AdaptDiffuser: Diffusion Models as Adaptive Self-evolving Planners
Zhixuan Liang, Yao Mu, Mingyu Ding, Fei Ni, Masayoshi Tomizuka, Ping Luo
TL;DR
AdaptDiffuser introduces a self-evolving diffusion-based planner for offline RL that generates diverse, high-quality synthetic demonstrations guided by reward gradients, filters them with a discriminator, and fine-tunes the diffusion model to improve planning on seen tasks and generalize to unseen tasks without extra expert data. By incorporating reward-to-go conditioning and dynamics-consistency constraints, it achieves notable gains over prior diffusion planners on Maze2D and MuJoCo benchmarks and demonstrates zero-shot adaptation to new tasks like KUKA pick-and-place. The work includes extensive ablations on iterative data generation, data sufficiency, and model size, and discusses practical considerations such as training-time costs and potential extensions to high-dimensional observations and diverse maze layouts. Overall, AdaptDiffuser provides a robust framework for adaptive, task-general diffusion-based planning in offline settings with meaningful real-world implications for autonomous robots and goal-conditioned control.
Abstract
Diffusion models have demonstrated their powerful generative capability in many tasks, with great potential to serve as a paradigm for offline reinforcement learning. However, the quality of the diffusion model is limited by the insufficient diversity of training data, which hinders the performance of planning and the generalizability to new tasks. This paper introduces AdaptDiffuser, an evolutionary planning method with diffusion that can self-evolve to improve the diffusion model hence a better planner, not only for seen tasks but can also adapt to unseen tasks. AdaptDiffuser enables the generation of rich synthetic expert data for goal-conditioned tasks using guidance from reward gradients. It then selects high-quality data via a discriminator to finetune the diffusion model, which improves the generalization ability to unseen tasks.

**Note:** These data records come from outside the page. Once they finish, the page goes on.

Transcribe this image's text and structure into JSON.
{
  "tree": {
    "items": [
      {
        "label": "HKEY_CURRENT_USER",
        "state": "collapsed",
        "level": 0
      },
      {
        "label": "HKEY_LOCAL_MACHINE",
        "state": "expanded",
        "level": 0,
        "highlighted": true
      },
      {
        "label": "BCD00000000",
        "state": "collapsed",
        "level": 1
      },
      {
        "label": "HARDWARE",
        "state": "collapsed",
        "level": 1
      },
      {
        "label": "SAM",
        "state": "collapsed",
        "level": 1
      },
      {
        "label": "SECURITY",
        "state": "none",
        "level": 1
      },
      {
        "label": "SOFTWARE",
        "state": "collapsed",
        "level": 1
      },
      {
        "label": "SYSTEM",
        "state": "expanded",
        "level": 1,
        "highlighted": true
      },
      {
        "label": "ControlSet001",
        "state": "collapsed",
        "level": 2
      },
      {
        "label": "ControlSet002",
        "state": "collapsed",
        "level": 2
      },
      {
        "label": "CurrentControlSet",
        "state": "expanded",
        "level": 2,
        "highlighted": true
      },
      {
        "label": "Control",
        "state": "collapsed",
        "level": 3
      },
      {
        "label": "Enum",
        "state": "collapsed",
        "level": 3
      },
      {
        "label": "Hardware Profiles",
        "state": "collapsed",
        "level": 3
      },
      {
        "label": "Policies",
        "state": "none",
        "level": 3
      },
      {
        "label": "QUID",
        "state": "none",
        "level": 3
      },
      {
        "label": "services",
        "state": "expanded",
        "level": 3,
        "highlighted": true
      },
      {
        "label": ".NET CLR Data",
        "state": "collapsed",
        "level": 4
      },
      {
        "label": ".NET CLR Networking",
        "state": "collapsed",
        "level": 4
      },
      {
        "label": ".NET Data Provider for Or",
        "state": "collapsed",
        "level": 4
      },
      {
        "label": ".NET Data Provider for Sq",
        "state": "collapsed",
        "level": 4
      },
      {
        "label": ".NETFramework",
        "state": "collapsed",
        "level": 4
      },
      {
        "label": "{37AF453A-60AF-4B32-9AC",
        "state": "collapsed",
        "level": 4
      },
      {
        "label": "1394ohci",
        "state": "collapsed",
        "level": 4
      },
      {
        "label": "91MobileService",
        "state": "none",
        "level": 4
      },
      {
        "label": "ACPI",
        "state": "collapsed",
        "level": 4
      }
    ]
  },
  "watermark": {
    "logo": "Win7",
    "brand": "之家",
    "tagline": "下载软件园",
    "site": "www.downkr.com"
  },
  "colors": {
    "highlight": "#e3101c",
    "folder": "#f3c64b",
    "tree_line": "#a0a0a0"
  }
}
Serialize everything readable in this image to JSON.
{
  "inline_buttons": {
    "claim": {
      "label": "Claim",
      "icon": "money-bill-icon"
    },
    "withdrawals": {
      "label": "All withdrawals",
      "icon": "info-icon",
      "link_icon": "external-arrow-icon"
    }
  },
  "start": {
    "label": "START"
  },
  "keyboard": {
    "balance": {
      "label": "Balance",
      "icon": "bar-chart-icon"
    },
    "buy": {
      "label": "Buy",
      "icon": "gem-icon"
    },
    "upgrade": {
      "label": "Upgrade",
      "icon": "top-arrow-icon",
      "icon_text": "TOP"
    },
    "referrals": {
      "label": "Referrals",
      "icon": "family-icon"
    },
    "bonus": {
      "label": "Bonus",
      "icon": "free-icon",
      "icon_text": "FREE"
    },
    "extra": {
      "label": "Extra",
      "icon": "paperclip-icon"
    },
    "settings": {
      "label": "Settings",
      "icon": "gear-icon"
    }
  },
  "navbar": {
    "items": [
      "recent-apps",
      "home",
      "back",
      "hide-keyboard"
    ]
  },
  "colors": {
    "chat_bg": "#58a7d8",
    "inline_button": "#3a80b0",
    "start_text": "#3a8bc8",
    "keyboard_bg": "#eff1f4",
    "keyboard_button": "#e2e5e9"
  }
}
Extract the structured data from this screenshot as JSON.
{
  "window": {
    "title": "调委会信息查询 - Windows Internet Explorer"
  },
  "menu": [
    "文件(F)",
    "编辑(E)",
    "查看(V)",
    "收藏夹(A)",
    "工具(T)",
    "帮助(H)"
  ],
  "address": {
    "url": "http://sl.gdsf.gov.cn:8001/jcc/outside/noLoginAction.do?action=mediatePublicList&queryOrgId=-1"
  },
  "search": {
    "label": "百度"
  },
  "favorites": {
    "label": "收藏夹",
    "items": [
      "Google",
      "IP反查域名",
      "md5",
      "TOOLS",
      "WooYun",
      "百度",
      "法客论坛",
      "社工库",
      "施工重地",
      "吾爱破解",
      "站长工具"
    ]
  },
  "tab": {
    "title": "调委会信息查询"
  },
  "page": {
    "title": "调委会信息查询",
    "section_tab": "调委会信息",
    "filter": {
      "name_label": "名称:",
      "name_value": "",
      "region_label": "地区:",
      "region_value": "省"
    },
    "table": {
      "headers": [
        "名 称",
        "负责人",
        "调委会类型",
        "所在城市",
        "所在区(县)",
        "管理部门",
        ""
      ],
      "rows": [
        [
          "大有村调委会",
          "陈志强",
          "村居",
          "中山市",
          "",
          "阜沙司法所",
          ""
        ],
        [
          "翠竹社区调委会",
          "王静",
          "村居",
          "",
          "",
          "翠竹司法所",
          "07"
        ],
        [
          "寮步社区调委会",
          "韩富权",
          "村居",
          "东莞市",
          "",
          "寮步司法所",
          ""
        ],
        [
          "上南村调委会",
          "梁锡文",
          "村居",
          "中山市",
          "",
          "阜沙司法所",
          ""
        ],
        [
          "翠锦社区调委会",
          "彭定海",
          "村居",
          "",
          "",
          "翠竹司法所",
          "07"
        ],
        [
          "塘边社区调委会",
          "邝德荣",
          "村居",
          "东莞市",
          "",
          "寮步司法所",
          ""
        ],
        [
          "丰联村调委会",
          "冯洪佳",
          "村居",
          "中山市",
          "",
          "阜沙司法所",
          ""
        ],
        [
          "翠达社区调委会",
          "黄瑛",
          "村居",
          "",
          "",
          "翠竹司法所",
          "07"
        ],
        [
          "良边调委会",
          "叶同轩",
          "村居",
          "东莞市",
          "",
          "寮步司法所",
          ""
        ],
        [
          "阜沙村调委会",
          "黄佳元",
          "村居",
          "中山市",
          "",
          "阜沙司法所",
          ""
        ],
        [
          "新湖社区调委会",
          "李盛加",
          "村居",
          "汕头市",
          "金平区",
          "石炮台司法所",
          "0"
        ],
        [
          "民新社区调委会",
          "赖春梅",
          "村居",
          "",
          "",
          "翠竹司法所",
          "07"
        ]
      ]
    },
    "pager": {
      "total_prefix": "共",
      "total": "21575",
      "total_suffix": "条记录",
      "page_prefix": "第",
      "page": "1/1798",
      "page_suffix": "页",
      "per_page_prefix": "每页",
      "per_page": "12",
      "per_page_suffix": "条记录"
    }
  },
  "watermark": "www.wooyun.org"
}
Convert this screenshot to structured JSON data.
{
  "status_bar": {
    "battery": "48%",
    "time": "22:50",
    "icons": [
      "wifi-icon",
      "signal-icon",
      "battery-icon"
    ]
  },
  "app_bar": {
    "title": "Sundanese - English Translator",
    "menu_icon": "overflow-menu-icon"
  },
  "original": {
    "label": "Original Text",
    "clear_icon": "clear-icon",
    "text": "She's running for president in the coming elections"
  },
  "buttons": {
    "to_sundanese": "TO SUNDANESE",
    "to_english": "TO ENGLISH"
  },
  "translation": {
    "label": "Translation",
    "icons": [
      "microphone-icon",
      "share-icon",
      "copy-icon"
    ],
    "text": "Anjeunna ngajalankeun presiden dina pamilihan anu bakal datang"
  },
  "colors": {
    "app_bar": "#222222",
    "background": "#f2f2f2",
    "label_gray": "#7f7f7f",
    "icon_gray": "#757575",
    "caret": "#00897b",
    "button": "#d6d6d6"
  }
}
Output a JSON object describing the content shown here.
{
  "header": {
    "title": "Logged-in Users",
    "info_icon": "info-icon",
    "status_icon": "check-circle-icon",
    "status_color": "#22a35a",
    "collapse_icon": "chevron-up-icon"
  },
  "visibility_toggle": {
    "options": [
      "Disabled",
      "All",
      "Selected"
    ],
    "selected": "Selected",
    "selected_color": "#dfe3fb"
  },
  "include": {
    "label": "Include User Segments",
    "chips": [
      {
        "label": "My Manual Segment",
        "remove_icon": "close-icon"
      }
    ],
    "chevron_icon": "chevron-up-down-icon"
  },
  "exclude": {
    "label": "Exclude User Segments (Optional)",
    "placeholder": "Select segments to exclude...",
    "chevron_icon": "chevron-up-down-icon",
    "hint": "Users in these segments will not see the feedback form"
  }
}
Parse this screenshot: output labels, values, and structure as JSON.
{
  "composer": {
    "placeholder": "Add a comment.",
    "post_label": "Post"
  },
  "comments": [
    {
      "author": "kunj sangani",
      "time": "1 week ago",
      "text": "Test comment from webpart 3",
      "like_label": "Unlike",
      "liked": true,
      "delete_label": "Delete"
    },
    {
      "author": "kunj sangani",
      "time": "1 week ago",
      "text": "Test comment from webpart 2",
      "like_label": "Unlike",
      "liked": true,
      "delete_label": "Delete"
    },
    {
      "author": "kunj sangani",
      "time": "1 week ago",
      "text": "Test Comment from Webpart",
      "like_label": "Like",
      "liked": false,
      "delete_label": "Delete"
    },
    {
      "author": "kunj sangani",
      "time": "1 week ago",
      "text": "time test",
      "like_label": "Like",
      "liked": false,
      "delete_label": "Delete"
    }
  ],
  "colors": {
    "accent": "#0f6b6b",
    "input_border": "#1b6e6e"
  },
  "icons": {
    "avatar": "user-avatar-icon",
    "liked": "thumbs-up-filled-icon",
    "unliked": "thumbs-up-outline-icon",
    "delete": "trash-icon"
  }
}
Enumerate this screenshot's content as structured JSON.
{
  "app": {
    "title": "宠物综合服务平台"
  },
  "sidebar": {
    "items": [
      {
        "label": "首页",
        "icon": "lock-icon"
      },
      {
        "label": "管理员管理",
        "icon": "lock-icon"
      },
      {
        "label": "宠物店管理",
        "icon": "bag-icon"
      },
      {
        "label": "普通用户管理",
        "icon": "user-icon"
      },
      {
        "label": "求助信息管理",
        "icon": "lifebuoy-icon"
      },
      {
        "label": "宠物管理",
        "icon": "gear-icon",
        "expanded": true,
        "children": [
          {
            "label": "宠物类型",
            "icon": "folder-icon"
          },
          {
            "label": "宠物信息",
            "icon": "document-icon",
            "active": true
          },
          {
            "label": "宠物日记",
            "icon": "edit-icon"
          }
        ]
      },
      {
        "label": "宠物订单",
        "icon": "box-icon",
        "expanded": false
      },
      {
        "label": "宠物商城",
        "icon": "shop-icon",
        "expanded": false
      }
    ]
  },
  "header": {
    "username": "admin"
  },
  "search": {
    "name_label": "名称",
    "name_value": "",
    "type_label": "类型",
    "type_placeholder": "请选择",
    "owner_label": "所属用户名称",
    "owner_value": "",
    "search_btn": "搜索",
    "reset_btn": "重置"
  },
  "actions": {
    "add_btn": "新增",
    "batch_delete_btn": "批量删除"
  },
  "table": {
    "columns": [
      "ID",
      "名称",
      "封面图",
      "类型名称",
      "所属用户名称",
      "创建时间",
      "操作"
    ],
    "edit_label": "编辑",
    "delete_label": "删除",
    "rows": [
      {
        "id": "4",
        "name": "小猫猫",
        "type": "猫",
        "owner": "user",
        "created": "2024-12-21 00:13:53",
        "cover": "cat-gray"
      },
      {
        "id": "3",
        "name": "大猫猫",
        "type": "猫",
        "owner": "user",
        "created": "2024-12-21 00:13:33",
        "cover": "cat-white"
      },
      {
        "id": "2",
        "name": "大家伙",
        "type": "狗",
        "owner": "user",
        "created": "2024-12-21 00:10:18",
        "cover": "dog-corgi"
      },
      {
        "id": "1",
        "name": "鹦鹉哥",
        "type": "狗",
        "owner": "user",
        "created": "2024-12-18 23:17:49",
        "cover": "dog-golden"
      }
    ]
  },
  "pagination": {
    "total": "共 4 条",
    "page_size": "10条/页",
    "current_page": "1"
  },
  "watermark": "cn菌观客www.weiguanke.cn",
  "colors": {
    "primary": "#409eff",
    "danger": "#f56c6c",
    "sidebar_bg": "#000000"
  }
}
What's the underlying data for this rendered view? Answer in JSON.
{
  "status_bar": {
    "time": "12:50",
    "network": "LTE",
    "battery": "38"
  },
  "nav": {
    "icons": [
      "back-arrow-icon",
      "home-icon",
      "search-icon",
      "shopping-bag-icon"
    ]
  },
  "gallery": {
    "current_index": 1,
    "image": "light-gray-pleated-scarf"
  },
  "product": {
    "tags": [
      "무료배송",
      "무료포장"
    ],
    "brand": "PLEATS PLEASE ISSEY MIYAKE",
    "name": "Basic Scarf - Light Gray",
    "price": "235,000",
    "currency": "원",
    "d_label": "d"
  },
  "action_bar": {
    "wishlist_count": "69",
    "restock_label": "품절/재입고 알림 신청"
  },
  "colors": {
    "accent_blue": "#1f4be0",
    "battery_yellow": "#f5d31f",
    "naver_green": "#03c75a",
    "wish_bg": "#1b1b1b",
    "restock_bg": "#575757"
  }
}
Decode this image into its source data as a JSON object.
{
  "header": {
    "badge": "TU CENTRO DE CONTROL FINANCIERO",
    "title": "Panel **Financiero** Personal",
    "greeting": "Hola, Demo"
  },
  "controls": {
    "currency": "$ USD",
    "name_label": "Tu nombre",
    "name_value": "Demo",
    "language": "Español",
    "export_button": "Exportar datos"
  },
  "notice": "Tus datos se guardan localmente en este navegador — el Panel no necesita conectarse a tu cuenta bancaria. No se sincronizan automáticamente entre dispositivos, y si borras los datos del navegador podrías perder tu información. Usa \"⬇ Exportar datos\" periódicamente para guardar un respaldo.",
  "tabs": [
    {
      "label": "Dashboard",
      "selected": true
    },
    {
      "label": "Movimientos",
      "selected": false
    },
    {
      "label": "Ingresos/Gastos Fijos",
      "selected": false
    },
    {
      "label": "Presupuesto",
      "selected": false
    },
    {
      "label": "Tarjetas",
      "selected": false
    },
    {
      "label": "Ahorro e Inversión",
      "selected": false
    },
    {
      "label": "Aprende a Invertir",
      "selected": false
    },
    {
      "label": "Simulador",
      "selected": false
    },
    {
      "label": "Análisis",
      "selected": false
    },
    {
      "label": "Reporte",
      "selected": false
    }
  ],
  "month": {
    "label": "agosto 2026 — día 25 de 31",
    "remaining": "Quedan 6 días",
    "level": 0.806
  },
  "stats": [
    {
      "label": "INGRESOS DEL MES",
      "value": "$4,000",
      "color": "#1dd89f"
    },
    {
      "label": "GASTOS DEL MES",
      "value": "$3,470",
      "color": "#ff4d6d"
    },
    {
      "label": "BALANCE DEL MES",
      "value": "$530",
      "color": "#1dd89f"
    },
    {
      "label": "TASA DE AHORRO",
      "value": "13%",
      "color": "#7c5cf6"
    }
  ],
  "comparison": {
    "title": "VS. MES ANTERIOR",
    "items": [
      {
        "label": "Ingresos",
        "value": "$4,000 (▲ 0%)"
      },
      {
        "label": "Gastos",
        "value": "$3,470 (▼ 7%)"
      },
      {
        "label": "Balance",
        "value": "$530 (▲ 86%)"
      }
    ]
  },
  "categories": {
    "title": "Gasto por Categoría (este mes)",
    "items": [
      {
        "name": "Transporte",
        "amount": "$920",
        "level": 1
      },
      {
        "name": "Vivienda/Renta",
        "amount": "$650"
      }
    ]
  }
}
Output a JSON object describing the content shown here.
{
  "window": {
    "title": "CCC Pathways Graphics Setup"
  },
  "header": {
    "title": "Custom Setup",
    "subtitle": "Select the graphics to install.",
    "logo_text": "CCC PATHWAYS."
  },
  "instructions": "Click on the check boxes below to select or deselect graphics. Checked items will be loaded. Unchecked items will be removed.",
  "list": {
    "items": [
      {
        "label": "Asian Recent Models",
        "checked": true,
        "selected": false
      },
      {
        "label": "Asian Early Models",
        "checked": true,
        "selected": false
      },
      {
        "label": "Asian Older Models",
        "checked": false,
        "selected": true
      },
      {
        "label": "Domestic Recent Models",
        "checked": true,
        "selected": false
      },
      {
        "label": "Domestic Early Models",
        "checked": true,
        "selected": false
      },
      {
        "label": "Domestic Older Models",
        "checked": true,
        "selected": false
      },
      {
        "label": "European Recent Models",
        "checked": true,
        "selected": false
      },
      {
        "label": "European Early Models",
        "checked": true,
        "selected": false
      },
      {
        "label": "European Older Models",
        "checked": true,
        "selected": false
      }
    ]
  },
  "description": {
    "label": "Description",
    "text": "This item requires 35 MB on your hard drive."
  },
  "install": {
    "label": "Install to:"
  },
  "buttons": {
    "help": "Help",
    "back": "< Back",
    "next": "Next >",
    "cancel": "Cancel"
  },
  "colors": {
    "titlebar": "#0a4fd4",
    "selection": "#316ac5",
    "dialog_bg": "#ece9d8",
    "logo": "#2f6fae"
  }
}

Empirical experiments on two benchmark environments and two carefully designed unseen tasks in KUKA industrial robot arm and Maze2D environments demonstrate the effectiveness of AdaptDiffuser. For example, AdaptDiffuser not only outperforms the previous art Diffuser by 20.8% on Maze2D and 7.5% on MuJoCo locomotion, but also adapts better to new tasks, e.g., KUKA pick-and-place, by 27.9% without requiring additional expert data. More visualization results and demo videos could be found on our project page.